Reliable, professional vendors are essential partners in your quest to bring projects in on time and under budget. The right mix of quality work, responsiveness, and price is what you’re looking for, and once you make that contact it’s natural to continue the relationship. Like any good relationship, it’s good to step back and evaluate the benefits that each party is getting and your level of satisfaction with the service provider.
Yet, being immersed in the day-to-day operations of your business, it’s easy to continue with the status quo. In fact, you might not even recognize that you’re paying your vendors too much – especially if you haven’t tested your rates against the market in a while.
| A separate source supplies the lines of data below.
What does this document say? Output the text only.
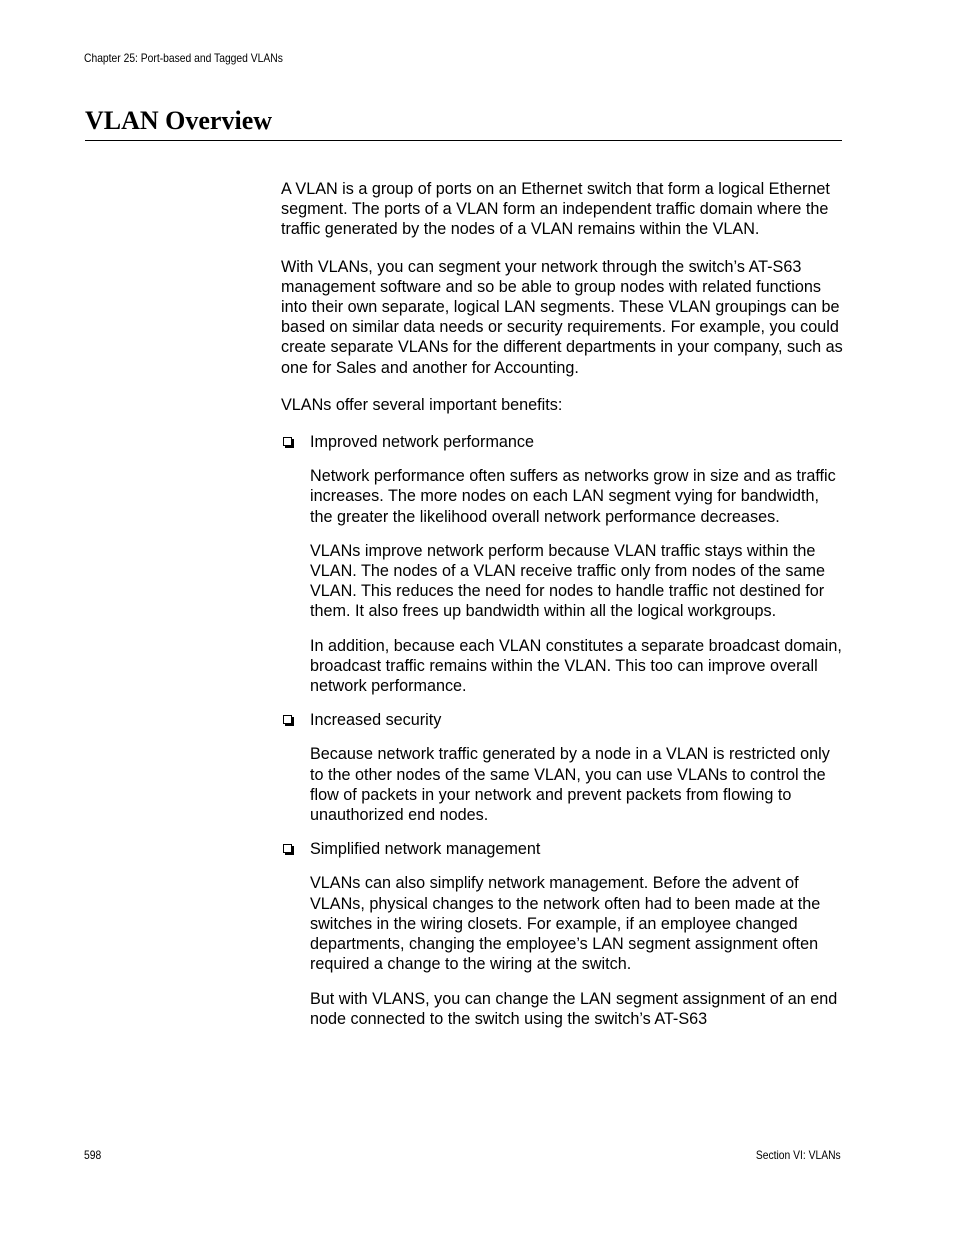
Chapter 25: Port-based and Tagged VLANs
VLAN Overview

A VLAN is a group of ports on an Ethernet switch that form a logical Ethernet segment. The ports of a VLAN form an independent traffic domain where the traffic generated by the nodes of a VLAN remains within the VLAN.

With VLANs, you can segment your network through the switch’s AT-S63 management software and so be able to group nodes with related functions into their own separate, logical LAN segments. These VLAN groupings can be based on similar data needs or security requirements. For example, you could create separate VLANs for the different departments in your company, such as one for Sales and another for Accounting.

VLANs offer several important benefits:

Improved network performance

Network performance often suffers as networks grow in size and as traffic increases. The more nodes on each LAN segment vying for bandwidth, the greater the likelihood overall network performance decreases.

VLANs improve network perform because VLAN traffic stays within the VLAN. The nodes of a VLAN receive traffic only from nodes of the same VLAN. This reduces the need for nodes to handle traffic not destined for them. It also frees up bandwidth within all the logical workgroups.

In addition, because each VLAN constitutes a separate broadcast domain, broadcast traffic remains within the VLAN. This too can improve overall network performance.

Increased security

Because network traffic generated by a node in a VLAN is restricted only to the other nodes of the same VLAN, you can use VLANs to control the flow of packets in your network and prevent packets from flowing to unauthorized end nodes.

Simplified network management

VLANs can also simplify network management. Before the advent of VLANs, physical changes to the network often had to been made at the switches in the wiring closets. For example, if an employee changed departments, changing the employee’s LAN segment assignment often required a change to the wiring at the switch.

But with VLANS, you can change the LAN segment assignment of an end node connected to the switch using the switch’s AT-S63

598	Section VI: VLANs
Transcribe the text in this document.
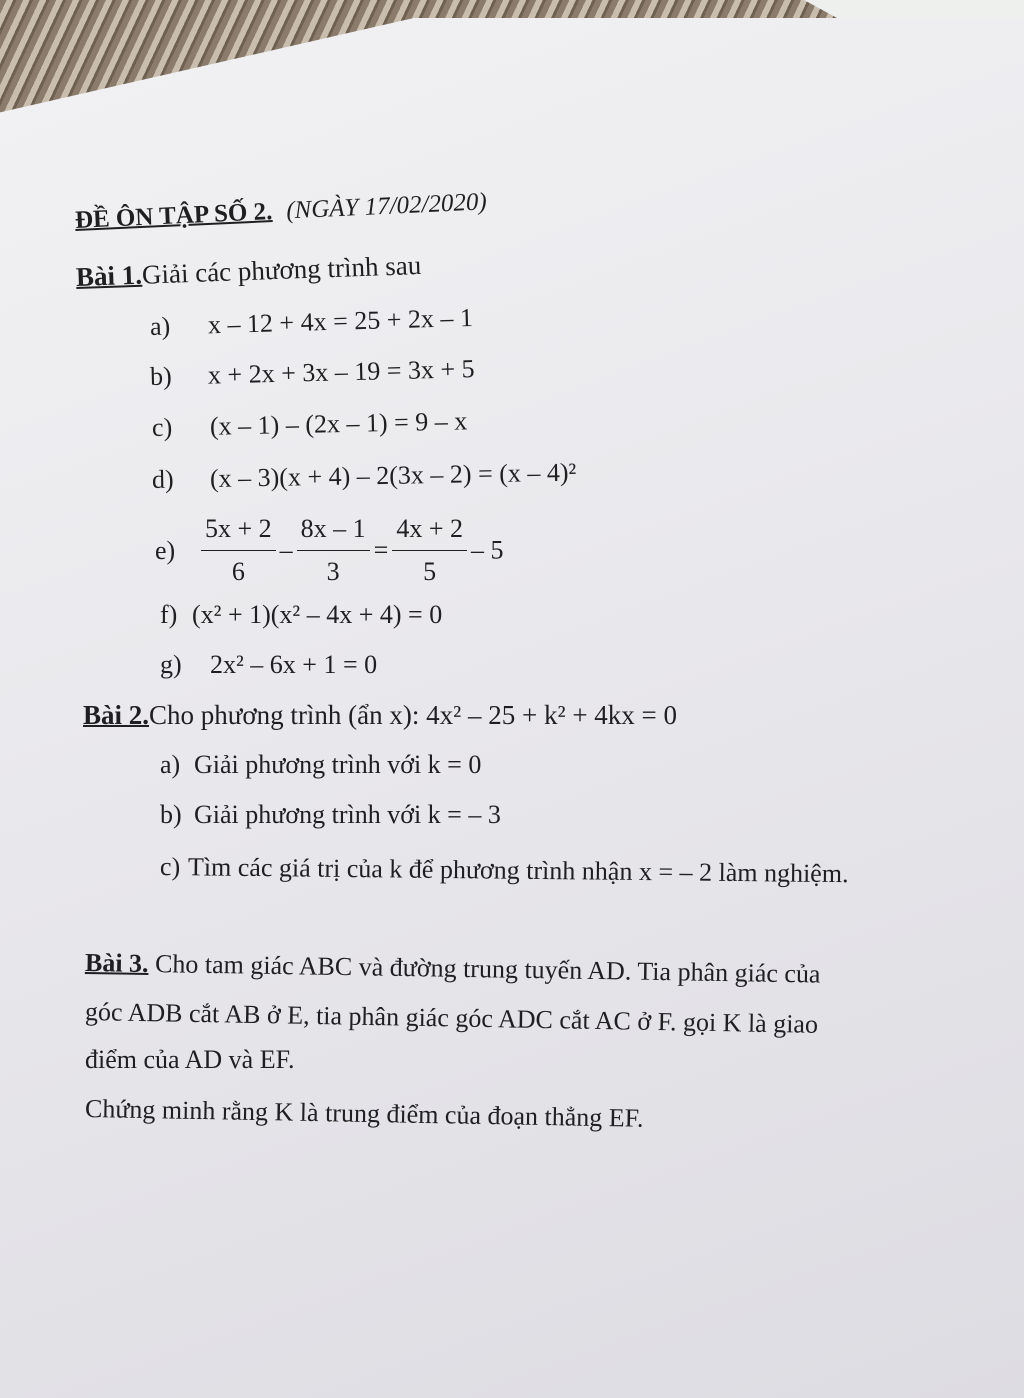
ĐỀ ÔN TẬP SỐ 2. (NGÀY 17/02/2020)
Bài 1.Giải các phương trình sau
a) x – 12 + 4x = 25 + 2x – 1
b) x + 2x + 3x – 19 = 3x + 5
c) (x – 1) – (2x – 1) = 9 – x
d) (x – 3)(x + 4) – 2(3x – 2) = (x – 4)²
$e) \frac{5x + 2}{6} - \frac{8x - 1}{3} = \frac{4x + 2}{5} - 5$
f) (x² + 1)(x² – 4x + 4) = 0
g) 2x² – 6x + 1 = 0
Bài 2.Cho phương trình (ẩn x): 4x² – 25 + k² + 4kx = 0
a) Giải phương trình với k = 0
b) Giải phương trình với k = – 3
c) Tìm các giá trị của k để phương trình nhận x = – 2 làm nghiệm.
Bài 3. Cho tam giác ABC và đường trung tuyến AD. Tia phân giác của
góc ADB cắt AB ở E, tia phân giác góc ADC cắt AC ở F. gọi K là giao
điểm của AD và EF.
Chứng minh rằng K là trung điểm của đoạn thẳng EF.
We’ve talked about the benefits of competitively bidding your projects before, and there’s even research that says triple bidding leads to an 8% reduction in the “bid low price.” So, what are the warning signs that you might be paying too much? Consider the following:
#1: Your Costs Haven’t Changed in Years
Labor and materials costs fluctuate with the market. As such, you should see your costs fluctuate from time to time. The same way that you’ve been riding with the status quo, so have your contractors and subs. They’re likely charging you out of habit.
#2: You Haven’t Checked the Market
In any industry, new vendors enter the landscape frequently. This is especially true in the real estate technology industry right now, as new, VC-backed players are emerging around every corner. If you haven’t solicited bids from anyone outside of your Rolodex in a few years, you may be missing out on better deals.
#3: Your Vendors Aren’t as Diligent as You
If your vendors aren’t working to drive down prices with their subcontractors and suppliers, they should be. You should expect them to be just as diligent as you are in ongoing efforts to save, and you see your rates reflect those changes.
#4: You’re their Biggest Client
When your company makes up a large portion of a vendor’s business, they can easily become overly dependent on you. This dependency can cause them to charge higher prices than a vendor with a larger book of business.
#5: You Haven’t Asked
Have you asked your vendor to reevaluate your pricing recently? If not, you could be missing an opportunity to save. At the same time, you’re strengthening the relationship, as the vendor will likely appreciate the ability to continue earning your business.
Make triple-bidding a habit
Sure, you value your relationship with your vendor and you don’t want the hassle of beginning a new partnership. And, they’re professional and reliable! But you can’t sit on the same price structure for those reasons alone.
Take the pulse of the market during your bidding process by routinely sending out multiple bids. When triple bidding is standard operating procedure, you may realize a substantial savings and fill your vendor bench with service providers and relationships you can trust.